What was most wonderful of all, the children never quarrelled among themselves; neither had they any crying fits; nor, since time first began, had a single one of these little mortals ever gone apart into a corner, and sulked. Oh, what a good time was that to be alive in? The truth is, those ugly little winged monsters, called Troubles, which are now almost as numerous as mosquitoes, had never yet been seen on the earth. It is probable that the very greatest disquietude which a child had ever experienced was Pandora`s vexation at not being able to discover the secret of the mysterious box.

This was at first only the faint shadow of a Trouble; but, every day, it grew more and more substantial, until, before a great while, the cottage of Epimetheus and Pandora was less sunshiny than those of the other children.

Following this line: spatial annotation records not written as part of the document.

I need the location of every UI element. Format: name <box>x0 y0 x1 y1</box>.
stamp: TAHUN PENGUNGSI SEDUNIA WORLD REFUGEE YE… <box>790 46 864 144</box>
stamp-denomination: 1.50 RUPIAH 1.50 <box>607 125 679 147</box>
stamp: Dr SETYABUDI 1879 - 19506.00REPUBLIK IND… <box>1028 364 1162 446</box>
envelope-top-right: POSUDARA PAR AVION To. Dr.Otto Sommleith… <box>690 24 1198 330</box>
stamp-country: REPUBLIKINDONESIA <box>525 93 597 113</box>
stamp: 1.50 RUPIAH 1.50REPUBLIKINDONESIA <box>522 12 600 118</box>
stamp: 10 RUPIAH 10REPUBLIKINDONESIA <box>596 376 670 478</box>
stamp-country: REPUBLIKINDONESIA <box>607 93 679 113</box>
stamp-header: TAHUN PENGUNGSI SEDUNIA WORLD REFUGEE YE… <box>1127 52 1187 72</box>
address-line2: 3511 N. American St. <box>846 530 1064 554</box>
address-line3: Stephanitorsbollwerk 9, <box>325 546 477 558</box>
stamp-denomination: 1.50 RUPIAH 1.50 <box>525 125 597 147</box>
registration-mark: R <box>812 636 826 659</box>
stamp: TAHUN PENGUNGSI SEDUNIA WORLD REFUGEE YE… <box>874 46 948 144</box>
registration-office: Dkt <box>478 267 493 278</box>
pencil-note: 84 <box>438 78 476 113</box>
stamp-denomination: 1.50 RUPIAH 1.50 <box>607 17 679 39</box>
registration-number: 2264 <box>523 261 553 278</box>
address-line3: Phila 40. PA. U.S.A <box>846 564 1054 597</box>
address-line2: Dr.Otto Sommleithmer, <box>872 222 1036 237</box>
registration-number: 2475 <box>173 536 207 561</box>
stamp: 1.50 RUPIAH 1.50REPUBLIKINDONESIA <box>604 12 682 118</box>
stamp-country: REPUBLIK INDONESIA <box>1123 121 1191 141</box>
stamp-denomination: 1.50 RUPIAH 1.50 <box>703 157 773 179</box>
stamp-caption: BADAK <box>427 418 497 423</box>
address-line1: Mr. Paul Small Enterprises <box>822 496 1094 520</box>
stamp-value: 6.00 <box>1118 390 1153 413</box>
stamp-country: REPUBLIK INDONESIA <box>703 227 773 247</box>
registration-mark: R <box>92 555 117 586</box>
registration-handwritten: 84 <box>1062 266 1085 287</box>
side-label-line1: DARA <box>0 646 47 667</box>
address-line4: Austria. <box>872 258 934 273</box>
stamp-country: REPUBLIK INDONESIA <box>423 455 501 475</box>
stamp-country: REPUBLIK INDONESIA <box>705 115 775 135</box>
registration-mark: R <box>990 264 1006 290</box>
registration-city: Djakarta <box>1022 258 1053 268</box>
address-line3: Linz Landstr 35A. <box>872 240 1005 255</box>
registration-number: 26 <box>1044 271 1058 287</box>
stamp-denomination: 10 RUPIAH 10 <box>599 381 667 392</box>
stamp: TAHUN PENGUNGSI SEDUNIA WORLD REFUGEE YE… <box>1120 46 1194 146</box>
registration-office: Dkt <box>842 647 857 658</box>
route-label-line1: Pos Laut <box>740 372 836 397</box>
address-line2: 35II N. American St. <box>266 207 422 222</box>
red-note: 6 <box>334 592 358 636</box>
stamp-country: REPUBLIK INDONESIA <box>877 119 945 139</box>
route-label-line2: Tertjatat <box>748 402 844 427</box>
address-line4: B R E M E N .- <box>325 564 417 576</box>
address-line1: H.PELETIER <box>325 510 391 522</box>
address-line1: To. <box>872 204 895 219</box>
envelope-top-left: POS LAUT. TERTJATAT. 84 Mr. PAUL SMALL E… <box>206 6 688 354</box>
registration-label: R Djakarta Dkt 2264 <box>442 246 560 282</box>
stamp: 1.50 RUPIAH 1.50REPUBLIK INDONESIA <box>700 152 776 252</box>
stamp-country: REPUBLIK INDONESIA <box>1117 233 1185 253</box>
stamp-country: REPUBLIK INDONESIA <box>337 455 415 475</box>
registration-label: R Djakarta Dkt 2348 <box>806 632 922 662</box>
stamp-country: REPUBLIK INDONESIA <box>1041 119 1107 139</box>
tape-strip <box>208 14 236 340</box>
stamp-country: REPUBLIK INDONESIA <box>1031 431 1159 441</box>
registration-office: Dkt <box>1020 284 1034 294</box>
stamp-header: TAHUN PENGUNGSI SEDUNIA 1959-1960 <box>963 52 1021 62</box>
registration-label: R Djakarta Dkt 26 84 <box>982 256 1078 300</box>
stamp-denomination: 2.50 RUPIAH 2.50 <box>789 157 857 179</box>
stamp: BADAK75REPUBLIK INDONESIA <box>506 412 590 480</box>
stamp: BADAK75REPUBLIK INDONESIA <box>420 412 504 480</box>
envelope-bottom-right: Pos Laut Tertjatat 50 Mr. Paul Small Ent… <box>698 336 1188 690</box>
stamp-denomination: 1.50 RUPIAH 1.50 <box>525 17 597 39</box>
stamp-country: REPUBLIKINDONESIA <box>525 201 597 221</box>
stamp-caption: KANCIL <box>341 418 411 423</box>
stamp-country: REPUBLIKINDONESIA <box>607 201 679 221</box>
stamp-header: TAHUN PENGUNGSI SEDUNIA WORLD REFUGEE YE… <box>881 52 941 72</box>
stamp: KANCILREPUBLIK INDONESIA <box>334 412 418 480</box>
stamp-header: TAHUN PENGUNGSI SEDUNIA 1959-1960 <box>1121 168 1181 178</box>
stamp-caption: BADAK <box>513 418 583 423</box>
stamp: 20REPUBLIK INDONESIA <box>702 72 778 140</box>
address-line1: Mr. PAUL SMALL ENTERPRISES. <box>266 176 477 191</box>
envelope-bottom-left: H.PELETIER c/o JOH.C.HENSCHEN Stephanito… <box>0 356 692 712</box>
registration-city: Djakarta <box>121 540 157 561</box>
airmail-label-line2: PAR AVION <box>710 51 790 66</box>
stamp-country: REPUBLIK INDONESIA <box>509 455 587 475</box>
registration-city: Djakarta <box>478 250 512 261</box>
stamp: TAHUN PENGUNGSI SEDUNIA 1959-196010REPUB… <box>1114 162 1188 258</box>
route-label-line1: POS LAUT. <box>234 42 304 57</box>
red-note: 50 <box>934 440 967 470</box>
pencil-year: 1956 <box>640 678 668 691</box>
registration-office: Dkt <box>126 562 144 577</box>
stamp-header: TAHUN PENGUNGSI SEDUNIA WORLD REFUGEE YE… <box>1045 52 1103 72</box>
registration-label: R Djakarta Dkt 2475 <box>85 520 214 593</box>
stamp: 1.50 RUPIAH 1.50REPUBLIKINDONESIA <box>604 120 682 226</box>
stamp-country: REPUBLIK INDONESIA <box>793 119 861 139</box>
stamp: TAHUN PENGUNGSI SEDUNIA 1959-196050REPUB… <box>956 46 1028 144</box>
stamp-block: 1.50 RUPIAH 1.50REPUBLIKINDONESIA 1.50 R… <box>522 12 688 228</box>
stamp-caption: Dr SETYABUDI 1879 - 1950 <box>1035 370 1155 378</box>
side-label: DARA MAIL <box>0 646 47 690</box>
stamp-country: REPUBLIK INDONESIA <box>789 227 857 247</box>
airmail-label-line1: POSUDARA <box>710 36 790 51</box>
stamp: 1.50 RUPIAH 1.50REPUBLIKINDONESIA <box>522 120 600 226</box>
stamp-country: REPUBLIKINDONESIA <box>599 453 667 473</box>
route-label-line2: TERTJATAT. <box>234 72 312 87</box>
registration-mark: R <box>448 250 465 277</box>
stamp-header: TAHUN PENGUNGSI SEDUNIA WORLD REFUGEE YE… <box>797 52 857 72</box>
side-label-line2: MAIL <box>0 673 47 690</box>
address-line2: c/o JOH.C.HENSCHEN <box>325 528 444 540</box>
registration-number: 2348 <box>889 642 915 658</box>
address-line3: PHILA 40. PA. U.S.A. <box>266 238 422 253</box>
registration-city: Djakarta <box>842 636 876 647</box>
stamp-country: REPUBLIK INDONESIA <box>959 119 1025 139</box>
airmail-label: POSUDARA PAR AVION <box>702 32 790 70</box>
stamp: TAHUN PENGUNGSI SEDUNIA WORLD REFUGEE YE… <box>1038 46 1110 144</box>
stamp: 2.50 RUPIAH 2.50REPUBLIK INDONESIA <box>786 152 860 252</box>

"Whence can the box have come?" Pandora continually kept saying to herself and to Epimetheus. "And what in the world can be inside of it?"

"Always talking about this box!" said Epimetheus, at last; for he had grown extremely tired of the subject. "I wish, dear Pandora, you would try to talk of something else. Come, let us go and gather some ripe figs, and eat them under the trees, for our supper. And I know a vine that has the sweetest and juiciest grapes you ever tasted."

"Always talking about grapes and figs!" cried Pandora, pettishly.

"Well, then," said Epimetheus, who was a very good-tempered child, like a multitude of children in those days, "let us run out and have a merry time with our playmates."

"I am tired of merry times, and don`t care if I never have any more!" answered our pettish little Pandora. "And, besides, I never do have any. This ugly box! I am so taken up with thinking about it all the time. I insist upon your telling me what is mside of it."

"As I have already said, fifty times over, I do not know! " replied Epimetheus, getting a little vexed. "How, then, can I tell you what is inside?"

"You might open it," said Pandora, looking sideways at Epimetheus, "and then we could see for ourselves."

"Pandora, what are you thinking of?" exclaimed Epimetheus.

And his face expressed so much horror at the idea of looking into a box, which had been confided to him on the condition of his never opening it, that Pandora thought it best not to suggest it any more. Still, however, she could not help thinking and talking about the box.